The search for survivors at the site of a collapsed block of flats has ended in India’s financial capital of Mumbai with a final death toll of 60.
Rescuers saved 33 people from the building’s wreckage in the two-day search. By yesterday, all 93 people listed as missing had been accounted for and the search was called off, said a local commander of the National Disaster Response Force.
Friday’s collapse of the five-storey building was the third deadly cave-in of a Mumbai structure in six months. The cause is being investigated.
High demand for housing around India’s crowded cities, combined with lax inspections, often result in contractors cutting corners by using substandard materials or adding unauthorised floors.
Emergency crews worked for six hours on Saturday to free the last survivor, a 50-year-old man who had been trapped for more than 30 hours with his leg crushed by part of a wall.
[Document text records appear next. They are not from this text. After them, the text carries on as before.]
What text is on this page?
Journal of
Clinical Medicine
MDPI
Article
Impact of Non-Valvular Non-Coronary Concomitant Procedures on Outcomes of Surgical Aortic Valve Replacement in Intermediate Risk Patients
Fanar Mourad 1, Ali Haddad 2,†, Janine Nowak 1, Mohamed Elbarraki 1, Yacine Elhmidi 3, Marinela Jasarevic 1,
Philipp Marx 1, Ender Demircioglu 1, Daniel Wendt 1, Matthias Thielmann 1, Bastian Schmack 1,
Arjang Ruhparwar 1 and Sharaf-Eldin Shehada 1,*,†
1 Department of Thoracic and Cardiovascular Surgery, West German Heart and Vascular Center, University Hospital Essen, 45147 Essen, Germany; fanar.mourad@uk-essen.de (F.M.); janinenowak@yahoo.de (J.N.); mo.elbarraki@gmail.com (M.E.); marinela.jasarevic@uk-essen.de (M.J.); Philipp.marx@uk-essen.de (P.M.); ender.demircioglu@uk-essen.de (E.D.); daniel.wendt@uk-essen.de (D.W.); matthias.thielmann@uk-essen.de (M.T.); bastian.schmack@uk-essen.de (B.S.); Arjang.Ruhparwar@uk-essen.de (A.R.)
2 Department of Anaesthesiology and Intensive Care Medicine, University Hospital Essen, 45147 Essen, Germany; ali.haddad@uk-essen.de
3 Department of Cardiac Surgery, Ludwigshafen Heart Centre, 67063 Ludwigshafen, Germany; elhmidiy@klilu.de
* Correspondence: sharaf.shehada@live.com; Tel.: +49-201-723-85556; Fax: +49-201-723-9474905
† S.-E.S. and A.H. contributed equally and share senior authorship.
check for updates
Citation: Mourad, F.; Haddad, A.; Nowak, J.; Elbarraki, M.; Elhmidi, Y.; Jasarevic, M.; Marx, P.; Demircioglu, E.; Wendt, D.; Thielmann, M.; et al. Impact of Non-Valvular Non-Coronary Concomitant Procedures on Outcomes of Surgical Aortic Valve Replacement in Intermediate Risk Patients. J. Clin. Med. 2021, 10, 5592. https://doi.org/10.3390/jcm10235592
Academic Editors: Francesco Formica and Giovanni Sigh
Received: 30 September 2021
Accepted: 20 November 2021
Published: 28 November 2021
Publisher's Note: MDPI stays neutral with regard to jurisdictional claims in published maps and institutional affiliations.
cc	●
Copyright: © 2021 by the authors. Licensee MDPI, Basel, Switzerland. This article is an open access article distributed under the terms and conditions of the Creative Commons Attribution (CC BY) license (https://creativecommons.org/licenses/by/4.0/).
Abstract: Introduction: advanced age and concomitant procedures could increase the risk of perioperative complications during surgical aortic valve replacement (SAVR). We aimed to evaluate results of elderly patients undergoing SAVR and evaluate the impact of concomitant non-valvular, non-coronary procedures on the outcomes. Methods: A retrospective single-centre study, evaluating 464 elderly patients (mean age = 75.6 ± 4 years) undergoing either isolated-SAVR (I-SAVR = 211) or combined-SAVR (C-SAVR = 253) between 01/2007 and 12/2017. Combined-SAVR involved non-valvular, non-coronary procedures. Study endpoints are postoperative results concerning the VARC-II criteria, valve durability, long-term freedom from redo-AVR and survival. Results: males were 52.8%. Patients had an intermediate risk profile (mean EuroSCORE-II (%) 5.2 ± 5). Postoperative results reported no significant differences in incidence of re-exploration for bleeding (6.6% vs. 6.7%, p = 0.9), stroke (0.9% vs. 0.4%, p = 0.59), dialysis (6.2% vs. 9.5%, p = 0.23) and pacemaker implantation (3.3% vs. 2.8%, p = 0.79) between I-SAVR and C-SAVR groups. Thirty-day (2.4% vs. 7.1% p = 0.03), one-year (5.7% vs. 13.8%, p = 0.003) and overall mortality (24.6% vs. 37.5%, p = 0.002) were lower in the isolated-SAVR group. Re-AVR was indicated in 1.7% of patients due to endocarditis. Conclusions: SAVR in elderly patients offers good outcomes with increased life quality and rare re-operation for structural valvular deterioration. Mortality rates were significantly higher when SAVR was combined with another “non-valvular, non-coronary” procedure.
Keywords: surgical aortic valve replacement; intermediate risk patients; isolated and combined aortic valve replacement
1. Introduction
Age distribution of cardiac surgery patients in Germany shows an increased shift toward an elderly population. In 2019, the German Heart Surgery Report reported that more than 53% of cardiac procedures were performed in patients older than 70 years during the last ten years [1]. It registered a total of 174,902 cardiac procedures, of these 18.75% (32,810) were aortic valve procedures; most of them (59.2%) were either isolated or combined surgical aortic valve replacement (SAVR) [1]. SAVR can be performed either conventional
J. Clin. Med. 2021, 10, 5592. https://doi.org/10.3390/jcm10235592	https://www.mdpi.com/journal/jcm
Rescuers lifted up the slab of cement using a compressed-air pressure bag and the man was taken to hospital.
“We were able to save him, but he may lose his leg,” a rescue spokesman said.
The building, which housed workers for Mumbai’s municipal government, was constructed in 1980.
Residents have complained of faulty materials and corruption as the root causes of similar disasters and some neighbours said they even feared about the safety of their own buildings.
In April, at least 72 people died when an illegally constructed building fell.
Two months later, a three-storey structure collapsed, killing at least 10 people, including five children.